28 Şubat’ın Çiller’i

Haberin Devamı

Tansu Çiller, Demirel cumhurbaşkanı olunca, DYP Genel Başkanı ve Başbakan oldu. 1995 seçimleri sonrasında girilen siyasi kriz sırasında ve 28 Şubat döneminde en tepedeki dört siyasi kişiden biriydi.

Çiller dün Meclis darbeleri araştırma komisyonuna konuşurken “mağdur” konumundaydı. Hatta bazı uygulamalar sorulduğunda gözleri nemlenmiş, “ben de anneyim” demiş...

“90’lı yıllar” denilen, o günleri yaşamış olanların zihinlerini dolduran kâbuslar döneminde Çiller başbakan, başbakan yardımcısı ve bakan olarak hep görevdeydi.

Faili meçhul cinayetlerin gündelik olaylara dönüştüğü sırada Çiller başbakandı ve “kurşun atan kurşun yiyen” edebiyatıyla çeteler eliyle yapılanlara sahip çıkmış ve bunu açıkça söylemişti.

Çiller dün Meclis komisyonuna, İçişleri Bakanı’nın kendisine “PKK’ya yardım eden Kürt iş adamları” listesi getirdiğini, kendilerinin de bu çevreye “PKK’dan korkmayın” telkininde bulunduğunu söylemiş. Anlaşıldığına göre komisyon üyeleri Çiller’e basit bir soruyu sormamışlar: “Bu listede yer alan bazı kişiler öldürüldüğünde içişleri bakanını ya da başka yetkilileri çağırıp bir şey sordunuz mu?”

Çiller boşaltılan köylerden de haberi olmadığını söylemiş. Dönemin genelkurmay başkanı “tak diye emrediyor şak diye yapıyoruz” demişti.

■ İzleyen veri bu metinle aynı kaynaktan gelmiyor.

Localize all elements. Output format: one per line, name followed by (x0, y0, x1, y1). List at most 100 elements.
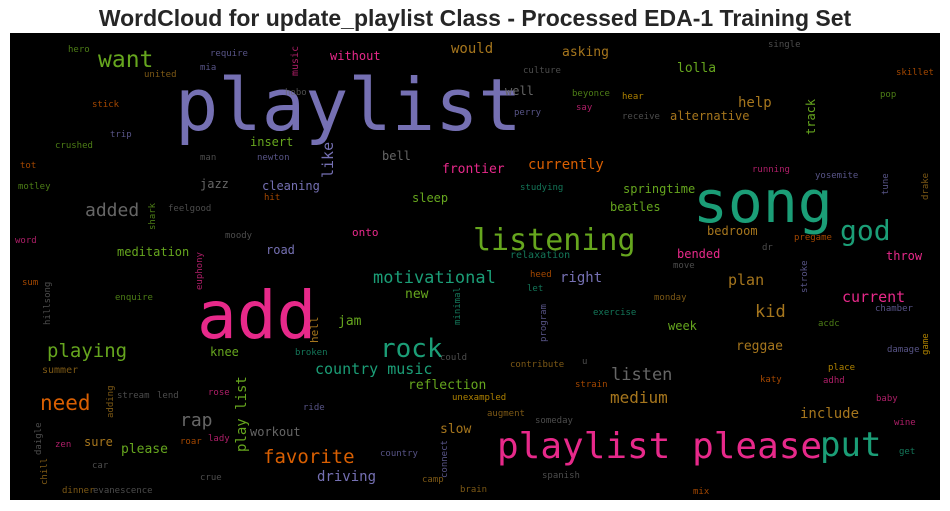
word: beyonce (572, 89, 610, 99)
word: frontier (442, 162, 505, 177)
word: program (539, 304, 549, 342)
word: springtime (623, 182, 695, 196)
word: play list (234, 376, 250, 452)
word: mix (693, 487, 710, 497)
word: bell (382, 149, 411, 163)
word: car (92, 461, 109, 471)
word: crue (200, 473, 222, 483)
word: added (85, 200, 139, 221)
word: strain (575, 380, 608, 390)
word: evanescence (93, 486, 153, 496)
word: playlist please (497, 426, 822, 467)
word: daigle (34, 422, 44, 455)
word: week (668, 319, 698, 333)
word: roar (180, 437, 202, 447)
word: acdc (818, 319, 840, 329)
word: place (828, 363, 855, 373)
word: dr (762, 243, 773, 253)
word: pregame (794, 233, 832, 243)
word: say (576, 103, 593, 113)
word: dinner (62, 486, 95, 496)
word: enquire (115, 293, 153, 303)
word: right (560, 270, 602, 286)
word: lady (208, 434, 230, 444)
word: throw (886, 249, 923, 263)
word: kid (755, 302, 786, 322)
word: shark (148, 202, 158, 230)
word: currently (528, 157, 604, 173)
word: add (197, 277, 316, 354)
word: newton (257, 153, 290, 163)
word: drake (921, 173, 931, 200)
word: yosemite (815, 171, 858, 181)
word: rap (180, 410, 213, 431)
word: driving (317, 469, 376, 485)
word: damage (887, 345, 920, 355)
word: medium (610, 388, 668, 407)
word: insert (250, 135, 293, 149)
word: chill (40, 458, 50, 485)
word: tune (881, 173, 891, 195)
word: motley (18, 182, 51, 192)
word: summer (42, 365, 78, 376)
word: motivational (373, 268, 496, 288)
word: ride (303, 403, 325, 413)
word: relaxation (510, 250, 570, 261)
word: country (380, 449, 419, 459)
word: unexampled (452, 393, 506, 403)
word: without (330, 49, 381, 63)
word: include (800, 406, 859, 422)
word: well (505, 84, 534, 98)
word: like (319, 142, 337, 178)
word: culture (523, 66, 561, 76)
word: feelgood (168, 204, 211, 214)
word: single (768, 40, 801, 50)
word: alternative (670, 109, 749, 123)
cloud-background (10, 33, 940, 500)
word: sleep (412, 191, 448, 205)
word: perry (514, 108, 542, 118)
word: knee (210, 345, 239, 359)
word: adding (106, 385, 116, 418)
word: pop (880, 90, 896, 100)
word: hit (264, 193, 280, 203)
word: brain (460, 485, 487, 495)
word: slow (440, 422, 471, 437)
word: plan (728, 271, 764, 289)
word: studying (520, 183, 563, 193)
word: rose (208, 388, 230, 398)
word: need (40, 391, 91, 415)
word: moody (225, 231, 253, 241)
word: would (451, 41, 493, 57)
word: road (266, 243, 295, 257)
word: new (405, 287, 429, 302)
word: listening (473, 223, 636, 258)
word: playing (47, 340, 127, 362)
word: broken (295, 348, 328, 358)
word: asking (562, 45, 609, 60)
word: listen (611, 365, 672, 385)
word: bedroom (707, 224, 758, 238)
word: lolla (677, 61, 716, 76)
word: crushed (55, 141, 93, 151)
word: heed (530, 270, 552, 280)
word: minimal (453, 287, 463, 325)
word: u (582, 357, 587, 367)
word: receive (622, 112, 660, 122)
word: could (440, 353, 467, 363)
word: spanish (542, 471, 580, 481)
word: hero (68, 45, 90, 55)
word: hear (622, 92, 644, 102)
word: connect (440, 440, 450, 478)
word: katy (760, 375, 782, 385)
word: let (527, 284, 543, 294)
word: sum (22, 278, 38, 288)
word: bended (677, 247, 720, 261)
word: sure (84, 435, 113, 449)
word: jazz (200, 177, 229, 191)
word: reggae (736, 339, 783, 354)
word: beatles (610, 200, 661, 214)
word: euphony (195, 251, 205, 290)
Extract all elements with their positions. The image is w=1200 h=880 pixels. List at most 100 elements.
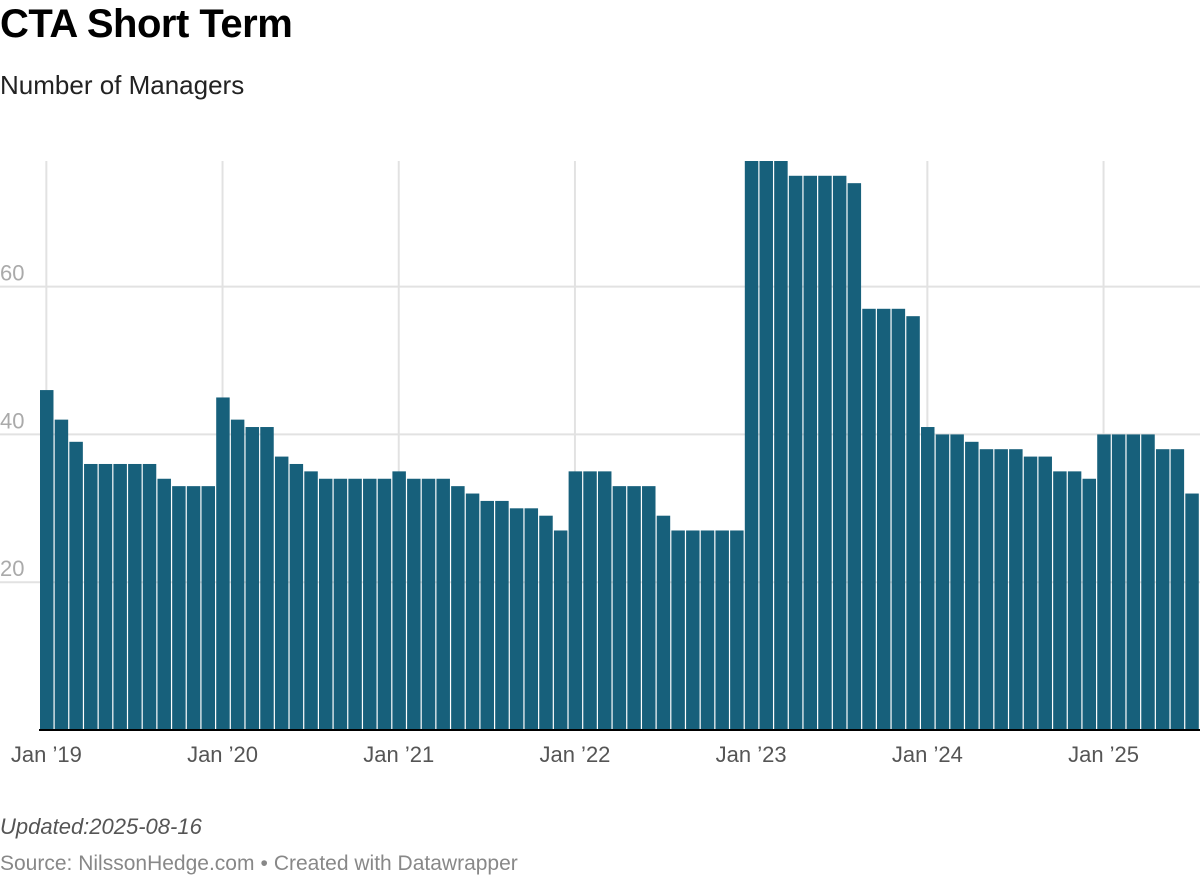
chart-title: CTA Short Term bbox=[0, 2, 293, 46]
bar bbox=[979, 449, 994, 730]
bar bbox=[318, 478, 333, 730]
credit-link[interactable]: Created with Datawrapper bbox=[273, 852, 518, 875]
bar bbox=[377, 478, 392, 730]
bar bbox=[965, 441, 979, 730]
bar bbox=[994, 449, 1008, 730]
bar bbox=[1111, 434, 1126, 730]
bars bbox=[40, 161, 1199, 730]
x-tick-label: Jan ’25 bbox=[1068, 742, 1139, 767]
bar bbox=[392, 471, 406, 730]
bar bbox=[1185, 493, 1199, 730]
bar bbox=[950, 434, 964, 730]
bar bbox=[260, 427, 274, 730]
bar bbox=[524, 508, 539, 730]
source-line: Source: NilssonHedge.com • Created with Da… bbox=[0, 852, 518, 876]
bar bbox=[744, 161, 759, 730]
x-axis-ticks: Jan ’19 Jan ’20 Jan ’21 Jan ’22 Jan ’23 Jan ’… bbox=[11, 742, 1139, 767]
bar bbox=[1141, 434, 1155, 730]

Komisyon bunu da sormamış.

***


Meclis Darbeleri Araştırma Komisyonu çok önemli bir iş yapıyor. Sık sık söylendiği gibi bu çalışmanın amacı, adı ne olursa olsun, darbe ve “yoğun vesayet” dönemlerinde bütün ülkenin çok büyük zararlara uğradığını herkesin görmesini, anlamasını sağlamaktır.

28 Şubat tartışılır, araştırılırken “yoğunlaşma” seçilmiş bir hükümetin görevden gitmesini sağlamak üzerinedir. Doğrudur, meşru bir hükümetin gitmesi için yönetime doğrudan el konulmamıştır; gayri meşru, gayri ahlaki yöntemler uygulanmıştır.

Ama 28 Şubat döneminin meşru olmayan uygulamalarının içinde Kürtlerle ilgili kısımda da büyük bir liste vardır. Bu kısma “mümkün olduğunca” az giriliyor.

Bazı siyasiler meselenin “Refahyol hükümetinin gönderilmesi ve mütedeyyinlere yönelik baskılar” çerçevesinde kalmasını tercih ediyor olabilirler. Bu, yanlış bir tercih olduğu gibi bugünkü durumun anlaşılmasını da zorlaştırır.

Çerçeveyi böyle daraltarak 28 Şubat’ın Çiller’ini de “mağdur” olarak görebilir, gösterebilirsiniz. 1994-1999 dönemini gerçekten araştırıyorsanız Çiller ve Çiller’lerin asla “mağdur” olmadığını göstermek durumundasınız.